The scouts embarked on a cleanup behind the Long Island Rail Road station and its parking lot. The goal was to collect trash and make the area look more inviting for visitors and neighbors. Planters sit all along the municipal parking lot by the station, and the Girl Scouts were tasked with replanting them.

“The girls cleaned out the planters, replanted new flowers in the pots and then ‘adopted’ the pots,” said Jen Muschett, the service unit volunteer manager for the troops in Baldwin. “And so they’re doing a continual watering and maintaining throughout the rest of the season, as well as garbage pickups in the municipal parking lot along the back of the Long Island Rail Road station.”

According to Muschett, some troop members walked up and down the entire Brooklyn Avenue side of the LIRR tracks, with some of them picking up garbage by the planters themselves and filling four garbage bags.

“I was excited about this event,” Muschett said.

“I’m happy that we had a wide range of ages. We had girls as young as kindergarten, up through girls in seventh grade.”

Muschett said it was important to draw a wide age-range of girls to the clean up.

Some of the older girls were helping the younger girls with different tasks and activities, which, she said, is one of the main points of the Girl Scouts.

“The whole premise of Girl Scouts is teaching girls to be leaders and to empower them,” Muschett said.

“And the best way for them to do this is to work with each other. So the older girls at events like this one have an opportunity to be those role models to younger girls and show them how to act, how to coordinate and to teach them.”

Muschett also stressed the importance of keeping Baldwin clean for community members and visitors. She added that many people leave it to the town workers and sanitation crews to clean everything around them. Muschett said she wants people to take ownership of the trash they leave behind.

“If your own community doesn’t take pride and doesn’t take ownership of some of the trash, then how can you leave everybody else to clean up after you?” Muschett said.

“Planting a few flowers may not seem like a lot, but everybody who comes off the train gets to see all of this and you know what?
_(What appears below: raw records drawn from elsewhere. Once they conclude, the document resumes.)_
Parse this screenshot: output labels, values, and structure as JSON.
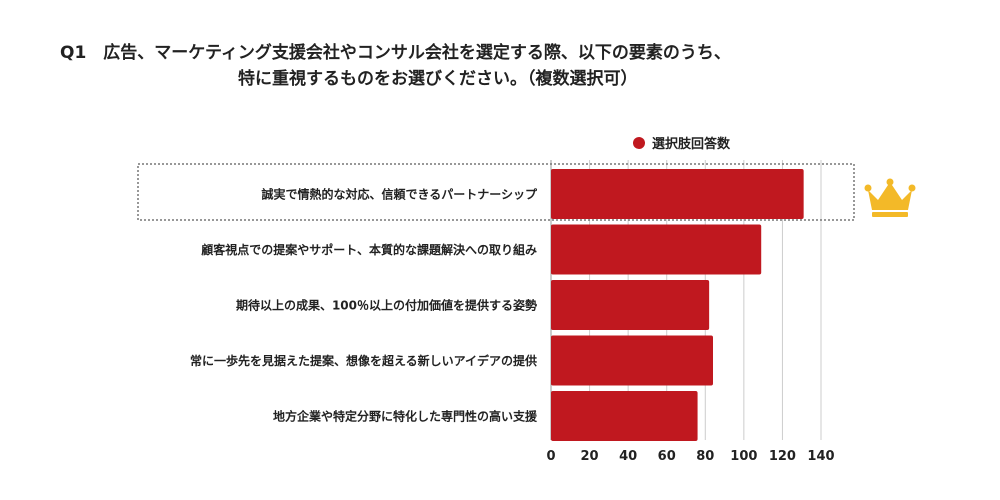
{
  "title": {
    "line1": "Q1　広告、マーケティング支援会社やコンサル会社を選定する際、以下の要素のうち、",
    "line2": "特に重視するものをお選びください。（複数選択可）"
  },
  "colors": {
    "bar": "#c0181f",
    "grid": "#cccccc",
    "highlight_border": "#777777",
    "crown": "#f3b928"
  },
  "icons": {
    "top_item": "crown-icon"
  },
  "chart_data": {
    "type": "bar",
    "orientation": "horizontal",
    "categories": [
      "誠実で情熱的な対応、信頼できるパートナーシップ",
      "顧客視点での提案やサポート、本質的な課題解決への取り組み",
      "期待以上の成果、100％以上の付加価値を提供する姿勢",
      "常に一歩先を見据えた提案、想像を超える新しいアイデアの提供",
      "地方企業や特定分野に特化した専門性の高い支援"
    ],
    "series": [
      {
        "name": "選択肢回答数",
        "values": [
          131,
          109,
          82,
          84,
          76
        ]
      }
    ],
    "xlim": [
      0,
      140
    ],
    "xticks": [
      0,
      20,
      40,
      60,
      80,
      100,
      120,
      140
    ],
    "grid": true,
    "legend": "top-right",
    "highlight_index": 0
  }
}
A flower can put a smile on someone’s face and make their day.”

Along with planting the flowers, the girls decorated a garden pick that goes in the planter.

According to Muschett, some of the picks have a hedgehog on them or a snail and the Girl Scouts colored them in. Muschett said that in addition to the commuters coming off the train, these planters put a smile on the girls’ faces as well.
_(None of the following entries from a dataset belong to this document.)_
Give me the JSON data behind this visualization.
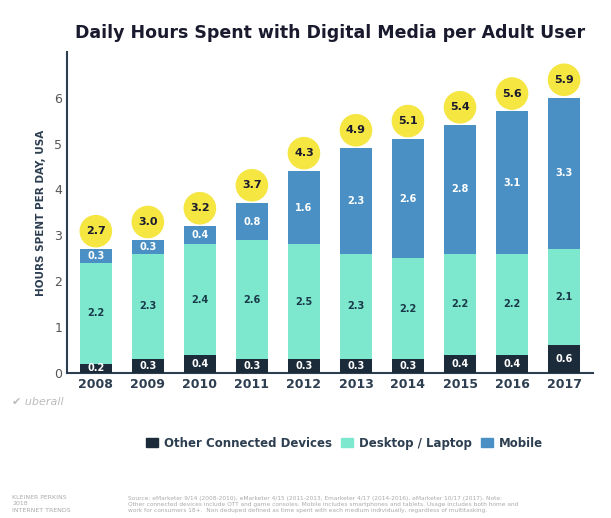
{
  "title": "Daily Hours Spent with Digital Media per Adult User",
  "ylabel": "HOURS SPENT PER DAY, USA",
  "years": [
    2008,
    2009,
    2010,
    2011,
    2012,
    2013,
    2014,
    2015,
    2016,
    2017
  ],
  "other": [
    0.2,
    0.3,
    0.4,
    0.3,
    0.3,
    0.3,
    0.3,
    0.4,
    0.4,
    0.6
  ],
  "desktop": [
    2.2,
    2.3,
    2.4,
    2.6,
    2.5,
    2.3,
    2.2,
    2.2,
    2.2,
    2.1
  ],
  "mobile": [
    0.3,
    0.3,
    0.4,
    0.8,
    1.6,
    2.3,
    2.6,
    2.8,
    3.1,
    3.3
  ],
  "totals": [
    2.7,
    3.0,
    3.2,
    3.7,
    4.3,
    4.9,
    5.1,
    5.4,
    5.6,
    5.9
  ],
  "color_other": "#1c2b3a",
  "color_desktop": "#7de8ce",
  "color_mobile": "#4a90c4",
  "color_total_bubble": "#f5e642",
  "color_total_text": "#1a1a2e",
  "ylim": [
    0,
    7.0
  ],
  "background_color": "#ffffff",
  "source_text": "Source: eMarketer 9/14 (2008-2010), eMarketer 4/15 (2011-2013, Emarketer 4/17 (2014-2016), eMarketer 10/17 (2017). Note:\nOther connected devices include OTT and game consoles. Mobile includes smartphones and tablets. Usage includes both home and\nwork for consumers 18+.  Non deduped defined as time spent with each medium individually, regardless of multitasking.",
  "kleiner_text": "KLEINER PERKINS\n2018\nINTERNET TRENDS"
}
This year, the Girl Scouts’ goal is to partner with more community organizations, and Muschett said she hopes that, by doing this, the Girl Scouts take pride in the Baldwin community.

The May 21 event launched the Girl Scouts’ partnership with the Baldwin Civic Association.

Muschett said her job is to help manage, as well as “orchestrate” and coordinate, different activities for Baldwin’s 15 Girl Scout troops, which have a total of about 150 girls.

“It’s great that the Girl Scouts earn badges and it’s great that they go on trips and sell cookies, but the most important thing is having that community and that partnership with our area,” Muschett said.